I've done checked the code a few times, and it's copied exactly from what's in the book. From what little I know about C++, I don't think the code is the problem. I do think that the way I'm compiling it through g++ may be an issue. Any suggestions?


Regards,

Aaron

Arndt
November 7th, 2010, 06:54 PM
This is my first foray into programming. My university requires we take a C++ class, but I haven't gone through it yet. However, I got into a class, numerical analysis and methods, which requires a basic knowledge of C++. Thus I got the book C++ for Mathematicians by Scheinermann to self-study before next semester. I ask you to please be patient... I'm a noob programmer.
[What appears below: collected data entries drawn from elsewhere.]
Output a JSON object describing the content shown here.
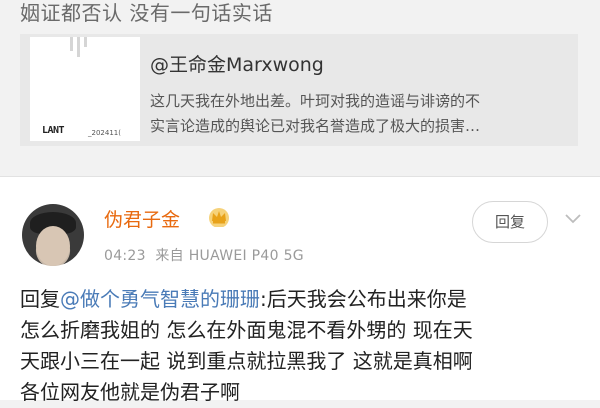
{
  "top_text": "姻证都否认 没有一句话实话",
  "card": {
    "title": "@王命金Marxwong",
    "desc_line1": "这几天我在外地出差。叶珂对我的造谣与诽谤的不",
    "desc_line2": "实言论造成的舆论已对我名誉造成了极大的损害…",
    "thumb_logo": "LANT",
    "thumb_date": "_202411("
  },
  "comment": {
    "username": "伪君子金",
    "time": "04:23",
    "source": "来自 HUAWEI P40 5G",
    "reply_button": "回复",
    "body": {
      "prefix": "回复",
      "mention": "@做个勇气智慧的珊珊",
      "line1_rest": ":后天我会公布出来你是",
      "line2": "怎么折磨我姐的 怎么在外面鬼混不看外甥的  现在天",
      "line3": "天跟小三在一起 说到重点就拉黑我了 这就是真相啊",
      "line4": "各位网友他就是伪君子啊"
    }
  },
  "icons": {
    "crown": "crown-icon",
    "chevron": "chevron-down-icon"
  },
  "colors": {
    "background": "#f2f2f2",
    "username": "#e86a10",
    "mention": "#4a7bb7",
    "meta": "#9a9a9a"
  }
}
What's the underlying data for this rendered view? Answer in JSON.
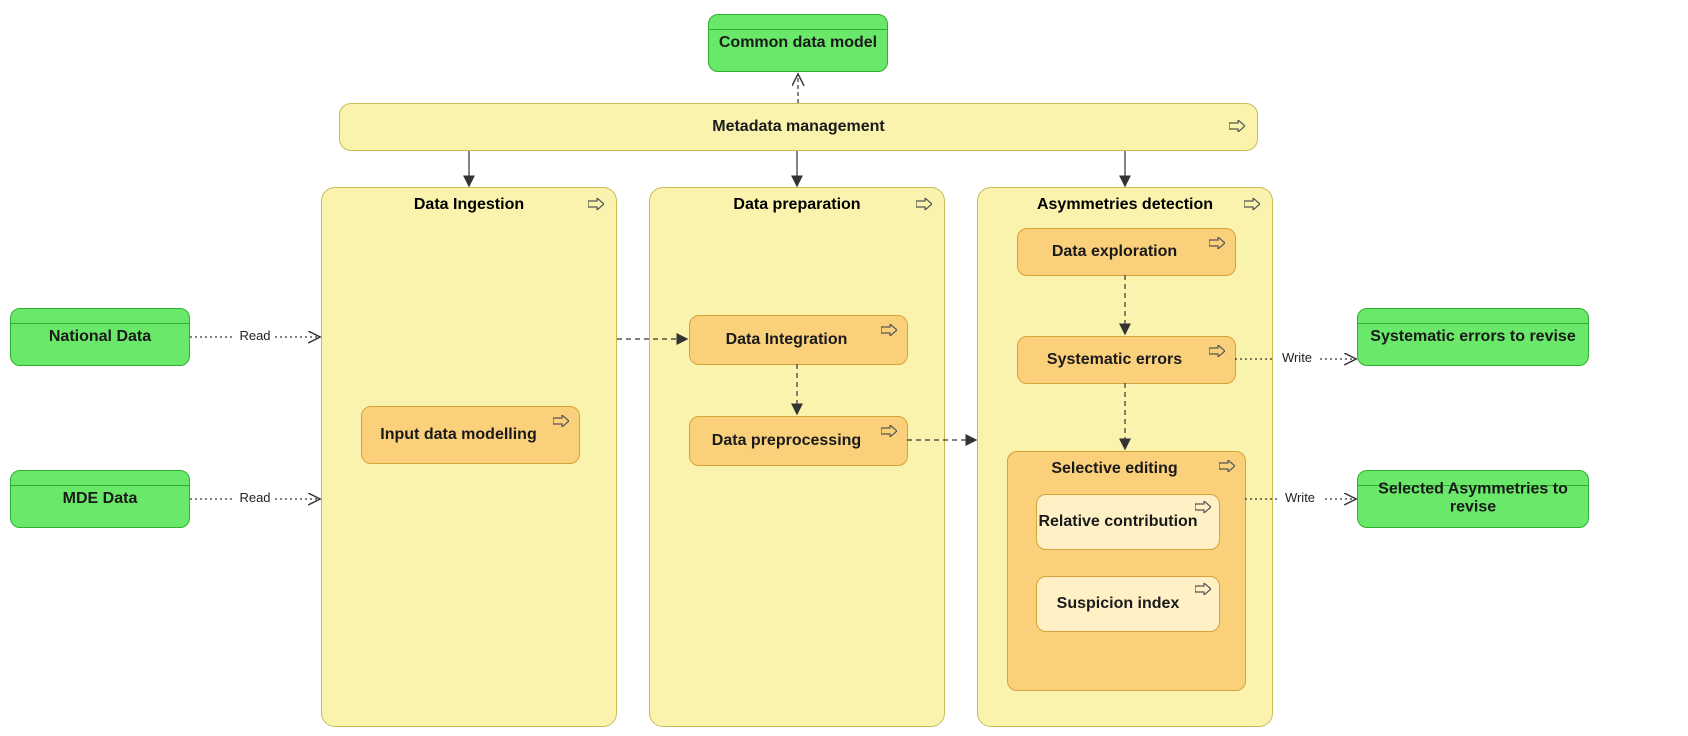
{
  "nodes": {
    "common_data_model": "Common data model",
    "metadata_management": "Metadata management",
    "national_data": "National Data",
    "mde_data": "MDE Data",
    "data_ingestion": "Data Ingestion",
    "input_data_modelling": "Input data modelling",
    "data_preparation": "Data preparation",
    "data_integration": "Data Integration",
    "data_preprocessing": "Data preprocessing",
    "asymmetries_detection": "Asymmetries detection",
    "data_exploration": "Data exploration",
    "systematic_errors": "Systematic errors",
    "selective_editing": "Selective editing",
    "relative_contribution": "Relative contribution",
    "suspicion_index": "Suspicion index",
    "systematic_errors_to_revise": "Systematic errors to revise",
    "selected_asymmetries_to_revise": "Selected Asymmetries to revise"
  },
  "edges": {
    "read": "Read",
    "write": "Write"
  },
  "icon_names": {
    "link_arrow": "link-arrow-icon"
  }
}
I'm in chapter three, and we're writing a program to calculate the GCD of using two known integers. The author says this route is inefficient but that he will continue to refine it. Now, for the error:

aaron@hpdv9005us:~/Documents/C++ Programs$ g++ gcd.cc gcd-tester.cc -o gcd-tester
gcd-tester.cc: In function ‘int main()’:
gcd-tester.cc:18: error: ‘gcd’ was not declared in this scope


Here's the code for the gcd.h, gcd.cc, and gcd-tester.cc:

gcd.h

#ifndef GCD_H
#define GCD_H

/**
* Calculate the greatest common divisor of two integers.
* Note: gcd(0,0) will returm 0 and print an error message
* @param a the first integer
* @param b the second integer
* @return the greatest common divisor of a and b
*/

long gcd(long a, long b);

#endif

gcd.cc

#include "gcd.h"
#include <iostream>
using namespace std;

long gcd(long a, long b) {

// if a and b are both zero, print an error and return 0
if ( (a==0) && (b==0) ) {
cerr << "WARNING: gcd called with both arguments equal to zero."
<< endl;
return 0;
}

// make sure a and b are both positive
if (a<0) {
a = -a;
}
if (b<0) {
b = -b;
}

// if a is zero, the answer is b
if (a==0) {
return b;
}

// otherwise check all possibilities from 1 to a

long d; // d holds the answer

for (long t=1; t<=a; t++) {
if ( (a%t==0) && (b%t==0) ) {
d = t;
}
}

return d;
}

gcd-tester.cc

#include "gcd.h"
#include <iostream>
using namespace std;

/**
* Evaluates the gcd procedure
*/

int main() {
long a,b;

cout << "Enter the first denominator --> ";
cin >> a;
cout << "Enter the second denominator --> ";
cin >> b;

cout << "The gcd of " << a << " and " << b << " is "
<< gcd(a,b) << endl;
return 0;

}

I've done checked the code a few times, and it's copied exactly from what's in the book. From what little I know about C++, I don't think the code is the problem. I do think that the way I'm compiling it through g++ may be an issue. Any suggestions?


Regards,

Aaron

I guess there is some discrepancy between what you posted and what you tried to compile. When I compile your code, I succeed.

Tony Flury
November 7th, 2010, 10:01 PM
It is definitely not a very efficient method for finding the GCD

in python - I use :



def _gcd(self,a,b):
""" gcd(a,b) - finds the greatest common divisor between a & b
a & b are both non negative Integers
returns a non negative Integer """
if b==0 :
return a
return self._gcd(b,a % b)


the % operator is the modulus operator - I must confess i am not sure why it works - but it does.